I'm pretty sure anybody with industry experience cringed when the government first launched this project. It strikes me the government would be better off devolving purchasing decisions to a local level where individual units can choose something off the shelf.
I'm pretty sure every member of the public with half a brain cringed when the government first launched this project. The woeful reputation earned over the years by (UK) government-led, data-driven IT initiatives speaks for itself.
It would seem that the two primary skills prized by the IT consultants is extremely short term memory and the ability to stick one's fingers in one's ears and go 'la la la - I can't hear you..oh, and here's my bill'.
Devolving the purchasing in itself would not necessarily be a good idea, but I'm all for a six-pronged approach:
1) Develop or adopt robust data handling standards and a certification strategy
2) Develop a common/compliant platform standard and a certification strategy
3) Issue RFQs and proposals to competitive tenderers with the clear understanding that there will be no sole supplier
4) Evaluate and certify the offerings from winning tenderers
5) Allow competitive purchasing decisions at a local level from the certified/approved hardware and software vendors.

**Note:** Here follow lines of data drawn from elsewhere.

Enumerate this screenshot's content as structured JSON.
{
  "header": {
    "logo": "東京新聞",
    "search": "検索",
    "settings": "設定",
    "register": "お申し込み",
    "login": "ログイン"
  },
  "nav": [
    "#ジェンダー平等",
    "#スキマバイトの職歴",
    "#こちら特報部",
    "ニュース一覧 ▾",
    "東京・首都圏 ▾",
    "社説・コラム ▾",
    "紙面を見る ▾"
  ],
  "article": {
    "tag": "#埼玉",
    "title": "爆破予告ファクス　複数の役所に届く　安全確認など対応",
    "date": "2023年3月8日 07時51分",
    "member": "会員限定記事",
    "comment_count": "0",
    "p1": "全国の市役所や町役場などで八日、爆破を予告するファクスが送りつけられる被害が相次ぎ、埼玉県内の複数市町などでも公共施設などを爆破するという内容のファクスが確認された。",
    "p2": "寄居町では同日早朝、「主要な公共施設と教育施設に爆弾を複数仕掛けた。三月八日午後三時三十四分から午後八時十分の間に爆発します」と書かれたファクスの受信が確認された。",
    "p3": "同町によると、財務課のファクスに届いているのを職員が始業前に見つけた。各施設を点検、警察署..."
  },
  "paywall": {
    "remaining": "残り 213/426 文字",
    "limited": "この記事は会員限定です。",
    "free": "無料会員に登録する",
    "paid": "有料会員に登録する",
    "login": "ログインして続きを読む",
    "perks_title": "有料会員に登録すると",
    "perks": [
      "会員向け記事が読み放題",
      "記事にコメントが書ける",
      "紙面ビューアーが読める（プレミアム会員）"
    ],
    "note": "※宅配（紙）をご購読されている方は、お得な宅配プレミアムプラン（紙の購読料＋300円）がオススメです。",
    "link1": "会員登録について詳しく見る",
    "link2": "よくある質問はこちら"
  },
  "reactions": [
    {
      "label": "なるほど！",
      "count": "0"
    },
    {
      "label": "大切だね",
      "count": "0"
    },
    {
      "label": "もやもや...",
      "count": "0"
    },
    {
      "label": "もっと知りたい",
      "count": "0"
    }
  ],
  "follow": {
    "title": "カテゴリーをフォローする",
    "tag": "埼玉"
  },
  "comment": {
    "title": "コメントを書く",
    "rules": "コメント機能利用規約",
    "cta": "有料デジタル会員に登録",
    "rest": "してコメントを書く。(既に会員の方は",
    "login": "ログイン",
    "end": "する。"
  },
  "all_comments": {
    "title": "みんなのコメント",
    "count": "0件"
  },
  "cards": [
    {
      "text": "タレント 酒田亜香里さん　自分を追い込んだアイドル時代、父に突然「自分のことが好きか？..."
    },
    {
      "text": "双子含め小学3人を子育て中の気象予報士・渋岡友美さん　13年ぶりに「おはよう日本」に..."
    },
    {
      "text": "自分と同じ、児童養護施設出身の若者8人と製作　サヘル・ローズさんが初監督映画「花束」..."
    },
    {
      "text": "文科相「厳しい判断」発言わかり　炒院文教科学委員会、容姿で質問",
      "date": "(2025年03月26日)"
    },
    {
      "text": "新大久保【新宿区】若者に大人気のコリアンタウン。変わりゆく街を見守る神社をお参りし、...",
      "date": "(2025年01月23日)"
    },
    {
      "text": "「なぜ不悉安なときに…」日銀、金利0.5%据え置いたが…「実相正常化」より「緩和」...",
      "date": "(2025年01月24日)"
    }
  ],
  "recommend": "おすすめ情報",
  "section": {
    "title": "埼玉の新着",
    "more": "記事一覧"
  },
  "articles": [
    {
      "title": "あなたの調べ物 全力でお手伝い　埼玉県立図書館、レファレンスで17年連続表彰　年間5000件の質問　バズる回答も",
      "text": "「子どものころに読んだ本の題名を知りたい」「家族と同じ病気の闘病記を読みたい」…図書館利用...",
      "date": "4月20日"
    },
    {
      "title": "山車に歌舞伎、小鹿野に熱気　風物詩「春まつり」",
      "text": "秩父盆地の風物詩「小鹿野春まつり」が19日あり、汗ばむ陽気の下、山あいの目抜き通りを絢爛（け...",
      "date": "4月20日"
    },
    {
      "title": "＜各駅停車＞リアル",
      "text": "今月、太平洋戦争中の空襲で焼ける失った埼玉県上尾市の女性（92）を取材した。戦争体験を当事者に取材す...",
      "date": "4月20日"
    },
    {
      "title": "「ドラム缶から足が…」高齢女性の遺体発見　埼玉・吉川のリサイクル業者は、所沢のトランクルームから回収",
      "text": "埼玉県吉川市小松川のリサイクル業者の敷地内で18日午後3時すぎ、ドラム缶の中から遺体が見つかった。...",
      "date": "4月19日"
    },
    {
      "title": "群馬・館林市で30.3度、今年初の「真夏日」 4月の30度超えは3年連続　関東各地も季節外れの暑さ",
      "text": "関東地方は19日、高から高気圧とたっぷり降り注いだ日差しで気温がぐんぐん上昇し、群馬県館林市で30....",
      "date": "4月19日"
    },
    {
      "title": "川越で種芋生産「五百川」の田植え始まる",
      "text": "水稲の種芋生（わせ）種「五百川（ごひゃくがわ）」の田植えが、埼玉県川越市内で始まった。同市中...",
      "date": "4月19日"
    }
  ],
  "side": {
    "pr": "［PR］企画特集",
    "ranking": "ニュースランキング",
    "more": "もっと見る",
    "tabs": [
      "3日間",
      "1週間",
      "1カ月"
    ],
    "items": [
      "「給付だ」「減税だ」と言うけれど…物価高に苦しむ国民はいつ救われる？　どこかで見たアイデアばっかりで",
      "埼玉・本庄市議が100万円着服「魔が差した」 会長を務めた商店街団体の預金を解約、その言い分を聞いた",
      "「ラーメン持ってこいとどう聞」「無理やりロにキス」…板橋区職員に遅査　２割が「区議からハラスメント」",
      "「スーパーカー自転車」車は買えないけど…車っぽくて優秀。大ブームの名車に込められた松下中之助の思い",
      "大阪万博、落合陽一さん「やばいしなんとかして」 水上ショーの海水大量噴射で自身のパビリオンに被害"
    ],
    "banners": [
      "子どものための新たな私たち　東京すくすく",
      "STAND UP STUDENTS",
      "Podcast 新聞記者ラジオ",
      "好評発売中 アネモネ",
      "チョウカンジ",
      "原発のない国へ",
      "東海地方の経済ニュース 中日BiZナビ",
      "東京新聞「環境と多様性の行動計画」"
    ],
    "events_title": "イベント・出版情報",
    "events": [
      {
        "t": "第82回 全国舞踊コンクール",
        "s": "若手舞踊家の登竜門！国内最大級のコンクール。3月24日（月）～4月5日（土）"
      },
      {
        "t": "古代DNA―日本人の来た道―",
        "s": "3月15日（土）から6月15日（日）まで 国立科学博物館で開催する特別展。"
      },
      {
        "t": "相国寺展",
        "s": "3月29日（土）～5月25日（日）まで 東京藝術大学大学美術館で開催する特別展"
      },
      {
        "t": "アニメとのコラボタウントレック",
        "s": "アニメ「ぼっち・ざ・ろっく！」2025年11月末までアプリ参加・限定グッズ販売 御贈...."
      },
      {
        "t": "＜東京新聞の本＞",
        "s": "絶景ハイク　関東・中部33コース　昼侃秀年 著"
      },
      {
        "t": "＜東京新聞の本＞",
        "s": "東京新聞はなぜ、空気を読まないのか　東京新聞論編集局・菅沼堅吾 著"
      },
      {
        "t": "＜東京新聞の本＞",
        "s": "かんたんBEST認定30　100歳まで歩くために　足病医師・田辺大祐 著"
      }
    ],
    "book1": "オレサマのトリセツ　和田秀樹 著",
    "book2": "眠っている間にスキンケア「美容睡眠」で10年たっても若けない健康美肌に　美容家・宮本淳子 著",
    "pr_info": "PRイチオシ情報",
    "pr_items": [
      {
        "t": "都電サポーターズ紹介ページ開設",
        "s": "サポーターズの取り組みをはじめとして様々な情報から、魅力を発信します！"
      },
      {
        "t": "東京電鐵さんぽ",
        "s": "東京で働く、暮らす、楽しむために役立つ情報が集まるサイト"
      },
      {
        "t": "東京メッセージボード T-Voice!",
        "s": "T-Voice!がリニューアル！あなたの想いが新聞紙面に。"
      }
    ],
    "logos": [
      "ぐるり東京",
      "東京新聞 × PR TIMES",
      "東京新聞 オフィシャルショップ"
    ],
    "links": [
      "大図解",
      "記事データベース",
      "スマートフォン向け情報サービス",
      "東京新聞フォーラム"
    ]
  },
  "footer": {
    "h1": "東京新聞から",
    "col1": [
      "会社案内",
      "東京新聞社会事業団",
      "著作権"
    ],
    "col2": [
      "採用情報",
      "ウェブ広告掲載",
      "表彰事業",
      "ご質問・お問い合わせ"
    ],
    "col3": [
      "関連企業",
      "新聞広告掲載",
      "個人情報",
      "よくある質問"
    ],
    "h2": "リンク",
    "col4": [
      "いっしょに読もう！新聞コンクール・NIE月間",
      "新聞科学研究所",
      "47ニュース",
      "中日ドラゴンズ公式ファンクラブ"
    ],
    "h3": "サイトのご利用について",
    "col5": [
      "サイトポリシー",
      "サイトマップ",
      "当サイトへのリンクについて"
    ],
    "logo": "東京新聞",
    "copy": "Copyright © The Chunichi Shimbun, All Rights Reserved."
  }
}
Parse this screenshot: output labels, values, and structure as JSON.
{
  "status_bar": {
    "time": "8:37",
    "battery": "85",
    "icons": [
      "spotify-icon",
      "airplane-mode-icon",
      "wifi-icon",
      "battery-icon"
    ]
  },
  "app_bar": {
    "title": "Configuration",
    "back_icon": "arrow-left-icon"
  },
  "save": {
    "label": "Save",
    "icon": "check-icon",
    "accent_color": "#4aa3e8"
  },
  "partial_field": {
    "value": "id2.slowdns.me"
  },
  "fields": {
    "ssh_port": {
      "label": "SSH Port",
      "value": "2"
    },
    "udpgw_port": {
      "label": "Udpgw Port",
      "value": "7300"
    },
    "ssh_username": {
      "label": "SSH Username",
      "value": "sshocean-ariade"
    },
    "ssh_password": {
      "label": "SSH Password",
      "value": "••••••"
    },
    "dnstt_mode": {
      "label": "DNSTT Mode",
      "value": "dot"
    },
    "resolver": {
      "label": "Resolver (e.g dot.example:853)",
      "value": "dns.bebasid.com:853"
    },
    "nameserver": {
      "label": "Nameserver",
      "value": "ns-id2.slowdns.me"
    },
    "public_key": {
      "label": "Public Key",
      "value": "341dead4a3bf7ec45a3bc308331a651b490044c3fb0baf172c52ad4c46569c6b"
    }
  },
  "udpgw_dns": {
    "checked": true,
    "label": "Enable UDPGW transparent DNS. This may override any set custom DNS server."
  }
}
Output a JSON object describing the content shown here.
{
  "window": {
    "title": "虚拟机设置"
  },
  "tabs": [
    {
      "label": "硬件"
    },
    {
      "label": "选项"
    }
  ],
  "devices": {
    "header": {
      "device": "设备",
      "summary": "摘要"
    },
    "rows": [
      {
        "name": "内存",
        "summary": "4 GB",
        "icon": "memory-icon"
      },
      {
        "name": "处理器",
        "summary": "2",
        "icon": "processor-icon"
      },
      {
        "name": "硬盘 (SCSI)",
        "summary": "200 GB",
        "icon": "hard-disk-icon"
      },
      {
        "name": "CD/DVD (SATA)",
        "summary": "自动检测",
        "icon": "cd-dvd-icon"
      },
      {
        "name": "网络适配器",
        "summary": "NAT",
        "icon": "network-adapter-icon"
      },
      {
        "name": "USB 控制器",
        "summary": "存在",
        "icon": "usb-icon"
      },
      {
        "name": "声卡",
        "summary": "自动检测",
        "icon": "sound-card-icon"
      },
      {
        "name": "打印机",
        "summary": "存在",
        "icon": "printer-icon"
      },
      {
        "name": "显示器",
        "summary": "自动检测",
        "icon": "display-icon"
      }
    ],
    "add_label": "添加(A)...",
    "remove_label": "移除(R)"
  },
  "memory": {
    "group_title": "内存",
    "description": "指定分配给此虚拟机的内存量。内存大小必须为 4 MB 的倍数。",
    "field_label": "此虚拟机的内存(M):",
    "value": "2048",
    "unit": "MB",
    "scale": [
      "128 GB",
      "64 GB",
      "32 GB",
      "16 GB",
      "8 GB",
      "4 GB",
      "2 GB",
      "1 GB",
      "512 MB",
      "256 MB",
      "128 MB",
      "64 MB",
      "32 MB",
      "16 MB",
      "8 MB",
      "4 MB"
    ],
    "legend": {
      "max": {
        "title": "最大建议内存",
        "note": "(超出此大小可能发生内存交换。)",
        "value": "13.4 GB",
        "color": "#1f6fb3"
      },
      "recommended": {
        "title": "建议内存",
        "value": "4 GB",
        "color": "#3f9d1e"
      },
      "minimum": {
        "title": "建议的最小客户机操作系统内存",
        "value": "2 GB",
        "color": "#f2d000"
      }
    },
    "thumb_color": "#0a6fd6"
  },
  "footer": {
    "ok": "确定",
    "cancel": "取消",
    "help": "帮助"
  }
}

6) Implement a rolling auditing, performance re-assessment and certification renewal scheme for all vendors
Time and time again the 'one shoe fits all', single vendor solutions from one of the big consulting organisations have proven to be a disaster, yet back they come when the next future-fiasco is in the planning stages. Cynical me smells something fishy about the whole cosy club.
Your points 1 through 6 sound pretty sensible to me - except that when it came to actually doing any of that it would all be handed across to the very same consulting companies and vendors that are, in my opinion, largely responsible for the mess in the first place.
And that's presumably why you wouldn't be allowed anywhere near making such a decision. You would be trying to get the right thing done (a failing many of us have) whereas the goal of these consulting groups is to make as much money as possible and who cares about delivering anything!
I thought the whole idea was to allow sharing of patient data between units - how is that going to work if everyone buys their own system?
e.g. my son has an eye infection at the moment and we've been round 4 different places - GP clinic, optometrist, hospital, eye hospital over the last week. The process of getting the appointments was great (the time from asking for an appointment to the actual appointment time) has never been less than 2 hours - but this caused a problem in that the systems couldn't keep up.